Stocks are in a bear market in 2022. The S&P 500 is down 20% for the year, while Canadian stocks are down 10%. Technically, the TSX is only in a correction, not a full on bear market, but many Canadians invest in U.S. stocks and are seeing bear market-like results in their portfolios.
It’s a tough time for most investors. But a select few are beating the odds. Some asset classes are defying the general market trend this year and delivering positive capital gains.
Take oil for example. Oil prices are up this year, and oil stocks are rising right alongside them. Energy stocks ended the first half up 30%. Some think they might have further to rise from here. In this article, I will explore one oil and gas ETF that is defying the market trend and delivering positive capital gains — with dividends to boot!
BMO’s oil and gas ETF
BMO S&P/TSX Equal Weight Oil And Gas ETF (TSX:ZEO) is a Canadian oil and gas ETF offered by Bank of Montreal. It holds most of Canada’s large-cap energy stocks in equal weighting. It has a 3.6% distribution yield and has delivered a 15.5% capital gain this year.

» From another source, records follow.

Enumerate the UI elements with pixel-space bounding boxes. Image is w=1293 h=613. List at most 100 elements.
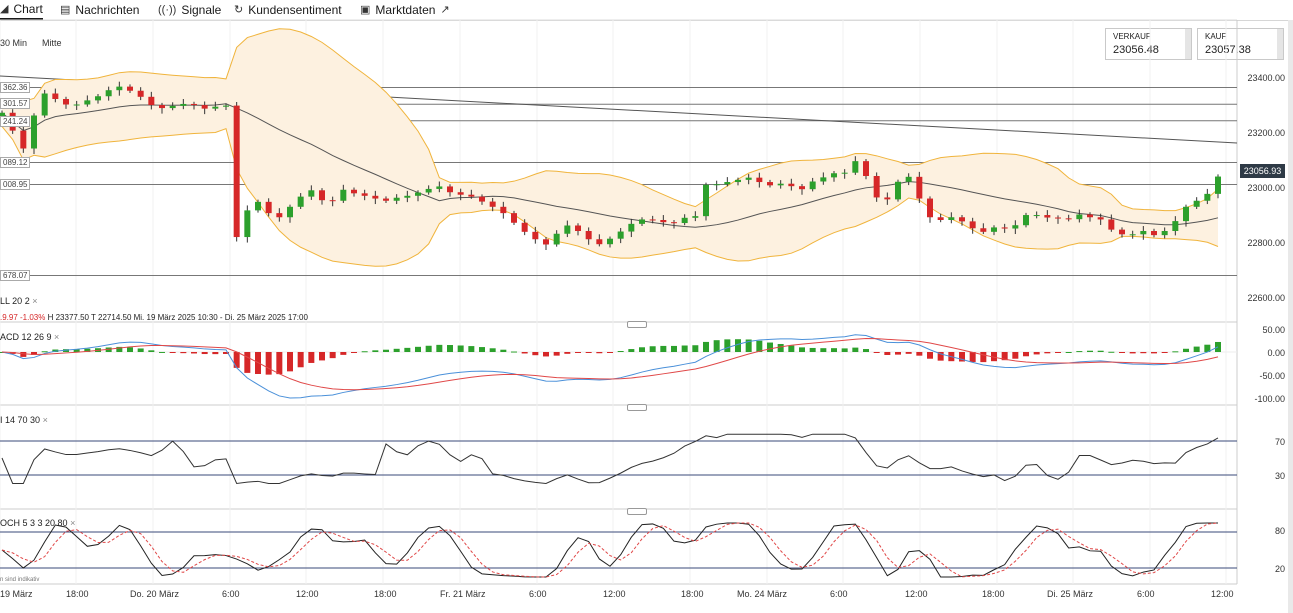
- macd-histogram-bar: [895, 352, 901, 355]
- sell-value: 23056.48: [1113, 44, 1159, 56]
- tab-marktdaten[interactable]: ▣ Marktdaten ↗: [360, 2, 450, 17]
- macd-histogram-bar: [340, 352, 347, 355]
- x-tick: 12:00: [603, 589, 626, 599]
- macd-histogram-bar: [169, 352, 176, 353]
- candle-body: [820, 177, 827, 182]
- macd-histogram-bar: [596, 352, 603, 354]
- candle-body: [1172, 221, 1179, 231]
- boll-label[interactable]: LL 20 2 ×: [0, 296, 38, 306]
- interval-select[interactable]: 30 Min: [0, 38, 28, 48]
- macd-label[interactable]: ACD 12 26 9 ×: [0, 332, 60, 342]
- macd-histogram-bar: [297, 352, 304, 368]
- hline-label[interactable]: 008.95: [0, 179, 31, 190]
- candle-body: [489, 201, 496, 207]
- candle-body: [724, 182, 731, 185]
- candle-body: [788, 183, 795, 187]
- candle-body: [937, 217, 944, 220]
- macd-histogram-bar: [713, 340, 720, 352]
- sell-price-box[interactable]: VERKAUF 23056.48: [1105, 28, 1192, 60]
- macd-histogram-bar: [1033, 352, 1040, 355]
- stoch-d-line: [1, 522, 1219, 578]
- macd-histogram-bar: [425, 345, 432, 352]
- tab-nachrichten[interactable]: ▤ Nachrichten: [60, 2, 140, 17]
- rsi-tick: 30: [1274, 471, 1285, 481]
- candle-body: [1140, 231, 1147, 235]
- x-tick: Do. 20 März: [130, 589, 180, 599]
- macd-histogram-bar: [820, 348, 827, 352]
- candle-body: [1023, 215, 1029, 226]
- x-tick: 6:00: [830, 589, 848, 599]
- candle-body: [959, 217, 965, 222]
- candle-body: [319, 190, 325, 201]
- candle-body: [31, 115, 37, 149]
- candle-body: [521, 222, 528, 232]
- macd-histogram-bar: [351, 352, 357, 353]
- price-mode-select[interactable]: Mitte: [42, 38, 62, 48]
- macd-histogram-bar: [1161, 352, 1168, 353]
- candle-body: [1215, 176, 1221, 194]
- x-tick: 6:00: [529, 589, 547, 599]
- macd-histogram-bar: [468, 346, 475, 352]
- pane-resize-handle[interactable]: [627, 508, 647, 515]
- macd-tick: -50.00: [1259, 371, 1285, 381]
- tab-signale[interactable]: ((·)) Signale: [158, 2, 222, 17]
- hline-label[interactable]: 678.07: [0, 270, 31, 281]
- candle-body: [511, 213, 517, 223]
- candle-body: [649, 219, 656, 221]
- candle-body: [1044, 215, 1051, 218]
- buy-label: KAUF: [1205, 32, 1227, 41]
- hline-label[interactable]: 089.12: [0, 157, 31, 168]
- macd-histogram-bar: [489, 348, 496, 352]
- candle-body: [1012, 225, 1019, 229]
- sentiment-icon: ↻: [234, 3, 244, 16]
- candle-body: [639, 219, 645, 224]
- candle-body: [564, 225, 571, 234]
- candle-body: [169, 105, 176, 109]
- rsi-label[interactable]: I 14 70 30 ×: [0, 415, 48, 425]
- hline-label[interactable]: 301.57: [0, 98, 31, 109]
- pane-resize-handle[interactable]: [627, 321, 647, 328]
- candle-body: [927, 198, 933, 218]
- macd-histogram-bar: [41, 351, 48, 353]
- macd-line: [1, 334, 1219, 399]
- macd-histogram-bar: [1204, 344, 1211, 352]
- tab-bar: ◢ Chart ▤ Nachrichten ((·)) Signale ↻ Kunden…: [0, 0, 1293, 21]
- macd-histogram-bar: [937, 352, 944, 361]
- macd-histogram-bar: [553, 352, 560, 356]
- candle-body: [52, 93, 59, 99]
- buy-price-box[interactable]: KAUF 23057.38: [1197, 28, 1284, 60]
- macd-histogram-bar: [20, 352, 27, 357]
- candle-body: [585, 231, 592, 240]
- x-tick: 6:00: [1137, 589, 1155, 599]
- macd-histogram-bar: [137, 348, 144, 352]
- candle-body: [1076, 214, 1083, 220]
- candle-body: [1087, 214, 1093, 218]
- hline-label[interactable]: 362.36: [0, 82, 31, 93]
- candle-body: [681, 217, 688, 224]
- macd-histogram-bar: [31, 352, 37, 355]
- pane-resize-handle[interactable]: [627, 404, 647, 411]
- candle-body: [777, 183, 784, 186]
- candle-body: [297, 196, 304, 207]
- candle-body: [831, 173, 837, 178]
- tab-kundensentiment[interactable]: ↻ Kundensentiment: [234, 2, 342, 17]
- candle-body: [393, 197, 400, 201]
- stoch-label[interactable]: OCH 5 3 3 20 80 ×: [0, 518, 76, 528]
- tab-chart[interactable]: ◢ Chart: [0, 0, 43, 20]
- macd-histogram-bar: [1023, 352, 1029, 357]
- candle-body: [20, 130, 27, 149]
- x-tick: 18:00: [66, 589, 89, 599]
- macd-histogram-bar: [980, 352, 987, 363]
- hline-label[interactable]: 241.24: [0, 116, 31, 127]
- candle-body: [41, 93, 48, 116]
- macd-histogram-bar: [265, 352, 272, 375]
- candle-body: [852, 161, 859, 173]
- macd-histogram-bar: [607, 352, 613, 353]
- macd-histogram-bar: [319, 352, 325, 361]
- candle-body: [1193, 200, 1200, 207]
- macd-histogram-bar: [1076, 351, 1083, 353]
- macd-histogram-bar: [585, 352, 592, 353]
- macd-histogram-bar: [884, 352, 891, 355]
- candle-body: [447, 186, 453, 193]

In ZEO’s portfolio, you will find
- Exploration and production companies (E&Ps);
- Pipelines;
- Natural gas utilities;
- And more.
Many of the names in the portfolio, like Suncor and Cenovus Energy, are well known. What makes the fund unique is its weighting scheme. Equal weighting is a unique system where all stocks in the portfolio are held in equal amounts. This reduces concentration risk — the risk that one overly large holding in a portfolio underperforms. So, ZEO is arguably less risky than a market cap weighted fund with the same holdings.
Why it’s rising
ZEO is rising this year for one simple reason:
Oil prices are going up.
You may have noticed that gasoline has been getting more expensive this year. That’s bad for consumers but good for energy companies. When oil goes up, gas goes up. Oil marketers and companies that operate gas stations make more money. This phenomenon is leading to a surge in earnings for large energy companies this year. ZEO, for its part, is reaping the whirlwind.
Will it continue rising?
It’s one thing to note that ZEO rose in the past, but quite another thing to predict that it will continue rising in the future. Oil prices are up for the year but down over the last month. If they keep going down, then perhaps ZEO will deliver poor returns for those who buy now.
What’s likely to happen?
Nobody can ever say for certain, but my feeling is that oil prices will remain relatively high for most of this year. The war in Ukraine is still ongoing. Supply chains are still disrupted. The U.S. strategic petroleum reserve release — the main factor keeping prices low — is only a temporary measure. I can’t say for certain that oil prices will go back to the all-time highs for the year. But they will likely stay high enough for oil stocks to report strong earnings that exceed analyst expectations.